The GBP/USD pair attracts fresh buying near the 1.1460 area on Tuesday and reverses a major part of the previous day's downfall. The steady intraday ascent lifts spot prices back above the mid-1.1500s during the mid-European session and is sponsored by broad-based US dollar weakness.
The upside potential, however, seems limited amid the increasing likelihood that both the Federal Reserve and the Bank of England will hike their borrowing rates by 75 bps this week. Apart from this, the post-decision rhetoric will be closely scrutinized for fresh clues about the pace of the rate-hiking cycle, which will help determine the next leg of a directional move for the GBP/USD pair.
In the meantime, speculations that the Fed will soften its hawkish stance amid signs of a slowdown in the US economy continue to weigh on the USD. In fact, the current market pricing indicates over a 50% chance that the US central bank will hike rates by 50 bps at the December meeting. This leads to a further decline in the US Treasury bond yields and undermines the greenback.
Apart from this, a goodish recovery in the global risk sentiment - as depicted by a generally positive tone around the equity markets - is seen exerting additional downward pressure on the safe-haven buck.
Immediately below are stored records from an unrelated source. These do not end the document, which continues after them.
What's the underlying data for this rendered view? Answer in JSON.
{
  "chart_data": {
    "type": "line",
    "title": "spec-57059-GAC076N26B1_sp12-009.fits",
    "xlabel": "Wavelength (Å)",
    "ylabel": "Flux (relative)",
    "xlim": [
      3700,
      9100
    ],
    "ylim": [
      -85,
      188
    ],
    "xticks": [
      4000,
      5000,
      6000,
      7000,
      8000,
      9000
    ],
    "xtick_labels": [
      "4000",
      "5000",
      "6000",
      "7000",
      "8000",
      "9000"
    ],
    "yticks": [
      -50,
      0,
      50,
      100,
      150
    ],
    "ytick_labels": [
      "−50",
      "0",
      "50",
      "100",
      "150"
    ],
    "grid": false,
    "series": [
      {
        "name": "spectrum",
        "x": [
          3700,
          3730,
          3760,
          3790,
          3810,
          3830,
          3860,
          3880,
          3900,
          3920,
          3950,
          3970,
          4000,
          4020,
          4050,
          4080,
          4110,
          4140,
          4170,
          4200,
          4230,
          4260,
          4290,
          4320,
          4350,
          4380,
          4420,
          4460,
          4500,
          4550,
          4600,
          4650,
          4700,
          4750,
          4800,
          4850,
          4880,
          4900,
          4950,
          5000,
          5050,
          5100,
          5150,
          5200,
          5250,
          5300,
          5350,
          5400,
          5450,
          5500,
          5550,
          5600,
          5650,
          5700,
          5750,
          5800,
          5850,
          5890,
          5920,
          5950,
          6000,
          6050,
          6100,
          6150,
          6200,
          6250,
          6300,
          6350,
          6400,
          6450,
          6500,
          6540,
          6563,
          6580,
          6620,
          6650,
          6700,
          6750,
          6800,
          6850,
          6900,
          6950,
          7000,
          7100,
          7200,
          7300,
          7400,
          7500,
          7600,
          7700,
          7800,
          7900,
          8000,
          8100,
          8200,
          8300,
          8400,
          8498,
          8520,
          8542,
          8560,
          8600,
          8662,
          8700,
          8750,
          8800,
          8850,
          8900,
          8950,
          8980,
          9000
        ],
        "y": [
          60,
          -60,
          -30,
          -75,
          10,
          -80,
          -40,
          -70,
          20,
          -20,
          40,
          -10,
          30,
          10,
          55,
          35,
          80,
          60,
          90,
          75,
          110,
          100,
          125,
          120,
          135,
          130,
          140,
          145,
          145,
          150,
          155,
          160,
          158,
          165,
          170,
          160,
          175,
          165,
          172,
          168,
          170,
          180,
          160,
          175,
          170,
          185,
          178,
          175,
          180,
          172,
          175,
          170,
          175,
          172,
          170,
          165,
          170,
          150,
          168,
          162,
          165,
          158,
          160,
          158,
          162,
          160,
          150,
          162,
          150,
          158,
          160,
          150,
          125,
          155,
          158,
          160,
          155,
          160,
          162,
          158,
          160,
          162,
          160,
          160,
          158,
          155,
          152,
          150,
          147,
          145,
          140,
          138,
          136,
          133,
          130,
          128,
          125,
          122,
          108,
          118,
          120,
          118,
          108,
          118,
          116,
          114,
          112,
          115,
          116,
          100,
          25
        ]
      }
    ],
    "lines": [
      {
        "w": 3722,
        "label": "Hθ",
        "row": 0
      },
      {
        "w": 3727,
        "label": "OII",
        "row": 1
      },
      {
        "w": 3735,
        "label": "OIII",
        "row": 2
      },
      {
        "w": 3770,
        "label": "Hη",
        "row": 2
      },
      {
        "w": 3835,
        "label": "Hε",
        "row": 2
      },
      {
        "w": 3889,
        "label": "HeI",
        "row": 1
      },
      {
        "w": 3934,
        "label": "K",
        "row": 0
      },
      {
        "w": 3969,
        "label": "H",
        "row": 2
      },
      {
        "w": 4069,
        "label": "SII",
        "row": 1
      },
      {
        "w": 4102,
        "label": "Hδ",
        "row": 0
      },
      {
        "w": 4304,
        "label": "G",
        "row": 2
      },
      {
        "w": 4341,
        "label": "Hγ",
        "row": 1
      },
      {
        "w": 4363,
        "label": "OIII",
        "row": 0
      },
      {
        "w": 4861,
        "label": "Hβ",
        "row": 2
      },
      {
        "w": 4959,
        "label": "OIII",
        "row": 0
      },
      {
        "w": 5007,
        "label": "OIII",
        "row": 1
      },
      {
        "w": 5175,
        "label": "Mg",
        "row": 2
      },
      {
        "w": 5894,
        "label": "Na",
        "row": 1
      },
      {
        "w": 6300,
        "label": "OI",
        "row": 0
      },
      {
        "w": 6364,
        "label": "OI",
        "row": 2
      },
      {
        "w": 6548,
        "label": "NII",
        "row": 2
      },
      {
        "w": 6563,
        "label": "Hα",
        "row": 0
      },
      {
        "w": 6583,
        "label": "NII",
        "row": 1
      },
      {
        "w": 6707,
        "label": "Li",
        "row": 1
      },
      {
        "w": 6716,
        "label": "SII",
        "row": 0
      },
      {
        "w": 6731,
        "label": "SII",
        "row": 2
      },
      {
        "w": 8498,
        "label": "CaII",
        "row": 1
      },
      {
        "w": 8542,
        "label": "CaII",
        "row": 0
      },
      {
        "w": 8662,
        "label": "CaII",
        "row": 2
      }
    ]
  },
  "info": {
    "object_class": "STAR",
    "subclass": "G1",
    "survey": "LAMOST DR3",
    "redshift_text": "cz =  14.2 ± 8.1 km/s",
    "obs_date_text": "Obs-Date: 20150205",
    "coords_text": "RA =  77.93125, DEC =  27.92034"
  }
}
That said, traders might refrain from placing aggressive bets and prefer to move to the sidelines ahead of the central bank event risks - the Fed on Wednesday and the BoE on Thursday.
Hence, it will be prudent to wait for strong follow-through buying before positioning for any further appreciating move. Market participants now look forward to the release of the US ISM Manufacturing PMI. This, along with the US bond yields and the broader risk sentiment, will influence the USD price dynamics and allow traders to grab short-term opportunities around the GBP/USD pair.